Oh les rires, oh cet endroit, oh les beaux souvenirs, et lui, tout seul face à elle, qui lui renvoyait l'image de sa propre nullité, de sa propre inconséquence, face au sacrifice de son père. Lui, Lazarus, ami d'une traitresse à son sang, comme tous ceux qui avaient condamné son père, comme Barty Croupton Sr. Oh oui, il était la proie de la colère, du vacarme qu'on fait tous, de l'envie furieuse parfois d'aimer, de jeter, de casser et d'embrasser, dans le même mouvement les larmes, les rires, n'être plus rien qu'un mouvement, une chose, être aussi vrai qu'un caillou, un bout de bois, que chiffon ou colère, ce mouvement qui ouvre la terre en deux et précipite les livres et les femmes, les gentillesses et les tendresses des grands-mères, loin : que tout s'écrase dans un grand vacarme et qu'on ne parle plus, de rien, de rien.

Pourquoi était-elle là ? Hein, pourquoi, sinon pour se foutre de lui ? « Ne me parle pas de mon père ! » Pour un peu, il la giflerait. Ou il la tuerait, il ferait quelque chose. Lazarus Carrow n'était pas brisé, ce n'était pas le bon terme. Non. Fracassé serait plus approprié. "Cassé" sous-entendait quelque chose de net, de franc, de réparable. Or ce qui lui arrivait était plus confus, plus abstrait, plein d'éclats et sans espoir de guérison.  Il ne s'en remettrait jamais.

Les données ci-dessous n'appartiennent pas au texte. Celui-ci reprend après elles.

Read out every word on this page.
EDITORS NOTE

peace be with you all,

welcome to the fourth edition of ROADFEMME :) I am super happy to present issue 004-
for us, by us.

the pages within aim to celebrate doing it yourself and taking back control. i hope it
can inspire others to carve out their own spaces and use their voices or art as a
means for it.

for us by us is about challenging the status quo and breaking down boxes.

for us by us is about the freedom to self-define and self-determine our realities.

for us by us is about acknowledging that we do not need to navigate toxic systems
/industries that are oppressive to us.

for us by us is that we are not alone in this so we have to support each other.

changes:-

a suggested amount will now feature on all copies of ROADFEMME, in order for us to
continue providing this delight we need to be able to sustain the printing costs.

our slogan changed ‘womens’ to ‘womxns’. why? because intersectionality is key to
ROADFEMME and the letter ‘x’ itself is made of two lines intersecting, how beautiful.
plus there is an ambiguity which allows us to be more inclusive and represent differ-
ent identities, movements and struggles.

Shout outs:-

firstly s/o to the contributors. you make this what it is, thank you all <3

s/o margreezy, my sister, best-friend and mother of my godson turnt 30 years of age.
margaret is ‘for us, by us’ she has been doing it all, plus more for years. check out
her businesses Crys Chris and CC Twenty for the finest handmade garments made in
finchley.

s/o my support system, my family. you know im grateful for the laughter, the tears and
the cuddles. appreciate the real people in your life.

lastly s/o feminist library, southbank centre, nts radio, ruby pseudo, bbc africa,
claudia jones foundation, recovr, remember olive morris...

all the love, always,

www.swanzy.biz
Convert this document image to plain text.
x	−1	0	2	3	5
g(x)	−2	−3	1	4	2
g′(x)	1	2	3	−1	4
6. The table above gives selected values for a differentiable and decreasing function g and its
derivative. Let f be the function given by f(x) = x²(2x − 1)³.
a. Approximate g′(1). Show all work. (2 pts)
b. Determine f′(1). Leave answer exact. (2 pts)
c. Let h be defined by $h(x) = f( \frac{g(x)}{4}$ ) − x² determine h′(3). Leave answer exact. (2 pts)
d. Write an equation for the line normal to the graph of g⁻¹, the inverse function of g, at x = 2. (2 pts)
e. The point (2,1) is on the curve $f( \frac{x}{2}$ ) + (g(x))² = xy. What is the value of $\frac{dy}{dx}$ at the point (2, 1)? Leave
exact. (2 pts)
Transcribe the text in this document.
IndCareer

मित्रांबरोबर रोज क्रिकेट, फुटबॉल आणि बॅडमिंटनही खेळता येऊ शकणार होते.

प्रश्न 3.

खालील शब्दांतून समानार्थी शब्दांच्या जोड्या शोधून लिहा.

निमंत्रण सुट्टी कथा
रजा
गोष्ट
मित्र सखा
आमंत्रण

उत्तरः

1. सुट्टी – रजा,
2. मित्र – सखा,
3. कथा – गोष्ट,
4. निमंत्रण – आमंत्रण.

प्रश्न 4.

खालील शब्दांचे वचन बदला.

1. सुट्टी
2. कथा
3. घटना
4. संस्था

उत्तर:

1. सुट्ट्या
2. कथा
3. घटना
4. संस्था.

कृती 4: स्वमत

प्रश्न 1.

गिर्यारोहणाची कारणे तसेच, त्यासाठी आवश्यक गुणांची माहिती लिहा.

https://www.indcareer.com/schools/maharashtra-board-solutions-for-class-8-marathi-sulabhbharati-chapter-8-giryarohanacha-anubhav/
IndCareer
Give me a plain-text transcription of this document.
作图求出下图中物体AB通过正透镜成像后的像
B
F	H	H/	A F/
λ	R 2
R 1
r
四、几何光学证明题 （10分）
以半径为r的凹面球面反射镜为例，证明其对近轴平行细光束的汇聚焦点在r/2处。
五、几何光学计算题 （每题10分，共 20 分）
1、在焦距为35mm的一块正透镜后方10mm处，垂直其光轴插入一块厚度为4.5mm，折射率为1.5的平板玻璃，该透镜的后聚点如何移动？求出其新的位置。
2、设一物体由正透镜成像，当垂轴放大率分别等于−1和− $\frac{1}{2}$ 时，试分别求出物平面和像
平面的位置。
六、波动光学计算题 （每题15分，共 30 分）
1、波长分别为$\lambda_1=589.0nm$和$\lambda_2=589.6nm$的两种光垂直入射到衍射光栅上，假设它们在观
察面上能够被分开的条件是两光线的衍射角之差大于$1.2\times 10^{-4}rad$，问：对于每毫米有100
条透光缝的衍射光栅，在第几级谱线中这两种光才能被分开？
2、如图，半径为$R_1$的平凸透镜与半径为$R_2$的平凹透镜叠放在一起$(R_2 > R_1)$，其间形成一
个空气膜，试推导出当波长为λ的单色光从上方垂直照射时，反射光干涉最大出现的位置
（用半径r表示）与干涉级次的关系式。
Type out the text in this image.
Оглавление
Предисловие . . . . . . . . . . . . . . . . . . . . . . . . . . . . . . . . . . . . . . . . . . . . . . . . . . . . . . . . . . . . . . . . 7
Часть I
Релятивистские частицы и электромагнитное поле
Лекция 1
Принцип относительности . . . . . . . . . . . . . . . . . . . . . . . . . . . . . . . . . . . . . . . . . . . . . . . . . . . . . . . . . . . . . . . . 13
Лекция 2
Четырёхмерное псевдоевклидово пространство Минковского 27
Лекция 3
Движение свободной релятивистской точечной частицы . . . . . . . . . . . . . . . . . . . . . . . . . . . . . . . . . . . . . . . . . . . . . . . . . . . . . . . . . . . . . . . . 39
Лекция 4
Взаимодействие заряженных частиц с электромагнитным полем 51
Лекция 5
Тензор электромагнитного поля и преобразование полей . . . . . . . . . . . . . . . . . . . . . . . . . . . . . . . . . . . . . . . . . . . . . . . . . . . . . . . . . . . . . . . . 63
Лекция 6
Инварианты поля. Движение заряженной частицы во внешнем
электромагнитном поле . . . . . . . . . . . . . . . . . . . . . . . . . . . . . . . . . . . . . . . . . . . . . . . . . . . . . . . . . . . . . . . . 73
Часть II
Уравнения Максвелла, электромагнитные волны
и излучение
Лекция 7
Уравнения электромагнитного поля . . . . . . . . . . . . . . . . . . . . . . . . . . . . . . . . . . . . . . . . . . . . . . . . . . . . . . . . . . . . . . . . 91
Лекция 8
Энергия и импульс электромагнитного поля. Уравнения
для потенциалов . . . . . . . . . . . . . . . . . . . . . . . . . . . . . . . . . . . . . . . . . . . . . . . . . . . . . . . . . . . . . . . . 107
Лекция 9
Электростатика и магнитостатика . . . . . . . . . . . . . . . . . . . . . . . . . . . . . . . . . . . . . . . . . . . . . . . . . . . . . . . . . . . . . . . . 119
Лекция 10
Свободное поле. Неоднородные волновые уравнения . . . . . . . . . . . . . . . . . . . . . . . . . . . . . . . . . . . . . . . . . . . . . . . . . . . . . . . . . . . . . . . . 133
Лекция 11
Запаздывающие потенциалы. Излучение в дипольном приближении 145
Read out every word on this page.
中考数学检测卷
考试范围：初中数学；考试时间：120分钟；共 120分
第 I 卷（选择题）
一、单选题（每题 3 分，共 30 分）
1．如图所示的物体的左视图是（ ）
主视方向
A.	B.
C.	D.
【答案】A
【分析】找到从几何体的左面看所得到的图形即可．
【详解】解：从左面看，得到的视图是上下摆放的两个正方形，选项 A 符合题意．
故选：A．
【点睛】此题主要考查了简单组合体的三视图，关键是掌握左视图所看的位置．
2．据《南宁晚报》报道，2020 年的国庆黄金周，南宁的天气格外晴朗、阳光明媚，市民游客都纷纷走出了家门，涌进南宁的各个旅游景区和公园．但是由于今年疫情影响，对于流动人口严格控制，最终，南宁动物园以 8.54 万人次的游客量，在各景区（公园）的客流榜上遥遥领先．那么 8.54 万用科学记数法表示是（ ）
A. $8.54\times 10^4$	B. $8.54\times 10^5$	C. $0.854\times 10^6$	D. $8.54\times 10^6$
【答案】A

Il ne pouvait pas, il était parti trop loin pour ça. Il ne lui restait rien. « Je n'ai plus rien. J'ai tout perdu. Tout ce qu'il me reste c'est ça. » Il fit un geste de la main pour essuyer ses larmes. « Les partisans des nés-moldus ont gagné. Mon père a perdu. Vous l'avez assassiné. Des gens comme toi, des traitres à leur putain de sang, l'ont assassiné. Et pour quoi ? Qu'est-ce qu'il avait fait, mon père ? Qu'est-ce qu'il vous avait fait, bordel ? » Il se laissa tomber dans un fauteuil, en larmes, sa colère monstrueuse évanouie pour laisser place à des larmes et à une amertume grandissante. « Je pensais qu'il était immortel, qu'il ne nous laisserait jamais. Il a affronté ça sans rien dire. Il a été courageux. Lui. »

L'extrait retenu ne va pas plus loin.